Vox: Obama can't govern, so let's repeal the 22nd Amendment

It is a recurring theme among liberal opinion writers when Democratic presidents appear unable to effectively govern: It’s not them, but the unwieldy structure of the American political system which is to blame.


With the ceiling caving in on President Barack Obama nearly midway through his second term, this theme has returned with a vengeance.

The latest culprit to serve as a source of vexation for the president is, according to former Harvard University President and Obama advisor Larry Summers, the 22nd Amendment to the Constitution which limits American presidents to just two terms in office.

From Roosevelt to Obama, Summers wrote, the start of a second term almost always marks the beginning of an American president’s least successful period in office. “This is why many scholars regard the current constitutional limit of two presidential terms as problematic,” he noted.

Summers does not, however, recommend the outright repeal of the 22nd Amendment. “[M]y guess is that problems caused by lame-duck effects are much smaller than those caused by a toxic combination of hubris and exhaustion after the extraordinary effort that a president and his team must exert to achieve reelection,” Summers noted.

This seems a more accurate conclusion, but Vox’s Matt Yglesias has a different take.

Summers flirted with the notion of amending the terms of the Constitution to allow for a single six-year term for the president, but Yglesias suggests that this is an impractical solution to the problem posed by Obama’s apparent lack of ability.


“The Confederate States of America operated under this plan, but didn’t have much success with it,” he noted on Wednesday. Indeed, the CSA didn’t enjoy much “success” in part because Jefferson Davis’s presidency was confined to a series of train cars forever evading the advancing Union Army by the middle of his fifth year in office.

“[G]overnors get better at governing when they’ve been in office longer,” he wrote. “But at the same time, governors who are eligible to run for reelection do better than governors who are ineligible.”

It could be that by rendering second-term presidents ineligible for future terms in office, the 22nd Amendment is slightly undermining the quality of governance by eliminating the basic mechanism of electoral accountability.

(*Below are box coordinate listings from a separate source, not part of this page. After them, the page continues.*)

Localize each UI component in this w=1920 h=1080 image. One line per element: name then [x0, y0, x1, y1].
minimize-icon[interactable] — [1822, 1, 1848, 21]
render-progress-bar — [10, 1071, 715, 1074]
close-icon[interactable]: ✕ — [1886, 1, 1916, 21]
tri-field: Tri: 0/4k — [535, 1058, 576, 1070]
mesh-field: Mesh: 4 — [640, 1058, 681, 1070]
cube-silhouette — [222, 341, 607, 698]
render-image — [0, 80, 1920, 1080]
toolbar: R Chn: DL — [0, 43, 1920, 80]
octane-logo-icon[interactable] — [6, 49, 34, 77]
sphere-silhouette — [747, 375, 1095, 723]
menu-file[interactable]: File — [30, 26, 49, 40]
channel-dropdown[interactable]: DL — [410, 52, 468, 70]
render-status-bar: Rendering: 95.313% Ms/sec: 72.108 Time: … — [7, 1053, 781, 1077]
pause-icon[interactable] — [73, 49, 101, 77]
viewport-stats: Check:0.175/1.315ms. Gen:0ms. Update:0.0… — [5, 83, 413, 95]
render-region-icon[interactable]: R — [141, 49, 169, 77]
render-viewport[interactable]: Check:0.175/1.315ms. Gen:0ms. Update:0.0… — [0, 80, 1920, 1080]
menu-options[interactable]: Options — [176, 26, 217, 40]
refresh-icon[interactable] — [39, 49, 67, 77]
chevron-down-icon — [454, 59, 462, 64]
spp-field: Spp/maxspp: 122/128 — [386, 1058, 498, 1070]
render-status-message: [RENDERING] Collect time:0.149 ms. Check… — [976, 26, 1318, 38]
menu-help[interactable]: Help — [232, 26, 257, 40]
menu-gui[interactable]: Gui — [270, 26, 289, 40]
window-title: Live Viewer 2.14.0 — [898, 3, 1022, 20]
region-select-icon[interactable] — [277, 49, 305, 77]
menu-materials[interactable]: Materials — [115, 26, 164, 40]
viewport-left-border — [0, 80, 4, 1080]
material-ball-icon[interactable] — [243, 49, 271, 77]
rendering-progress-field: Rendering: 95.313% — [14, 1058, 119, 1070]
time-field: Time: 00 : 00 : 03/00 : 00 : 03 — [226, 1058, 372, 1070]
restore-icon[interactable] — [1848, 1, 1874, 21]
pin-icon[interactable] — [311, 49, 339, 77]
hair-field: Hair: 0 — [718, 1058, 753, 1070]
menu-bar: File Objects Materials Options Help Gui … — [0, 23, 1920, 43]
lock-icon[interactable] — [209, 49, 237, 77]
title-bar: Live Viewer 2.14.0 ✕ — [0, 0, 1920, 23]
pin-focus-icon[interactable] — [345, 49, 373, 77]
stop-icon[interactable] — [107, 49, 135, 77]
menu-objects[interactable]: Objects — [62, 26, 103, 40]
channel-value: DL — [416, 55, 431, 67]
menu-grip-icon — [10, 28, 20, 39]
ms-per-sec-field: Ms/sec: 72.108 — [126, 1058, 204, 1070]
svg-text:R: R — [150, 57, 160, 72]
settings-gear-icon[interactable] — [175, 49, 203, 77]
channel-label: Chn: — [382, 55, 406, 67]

This is not entirely unreasonable, but ” the basic mechanism of electoral accountability” cannot apply eternally. Whether constitutionally or physically limited, a president will eventually determine for him or herself that another election is not going to be in the cards. Moreover, second terms are not wholly disastrous for presidents, even those who face strident opposition in the legislature.

“The recent history of two-term presidencies shows that things could be a lot better,” The New York Times was forced to concede in July of 2013 prior to a brief review of the legacies of the last four two-term administrations. “[A]ll four ultimately managed significant second-term accomplishments despite partisan opposition on Capitol Hill, leading historians to caution against predictions that the second Obama administration is doomed.”


Ronald Reagan passed both sweeping immigration and tax code reform in his second term. Bill Clinton struck a bipartisan agreement to balance the federal budget. It is at least possible to be a successful president in the second term in office, but that president almost always has to contend with a Congress stacked with members of the opposition party.

Some presidents are able to negotiate with their ideological opponents, and some are not. Obama is not, and all the excuses in the world for his failures are unlikely to reverse the looming verdict of history.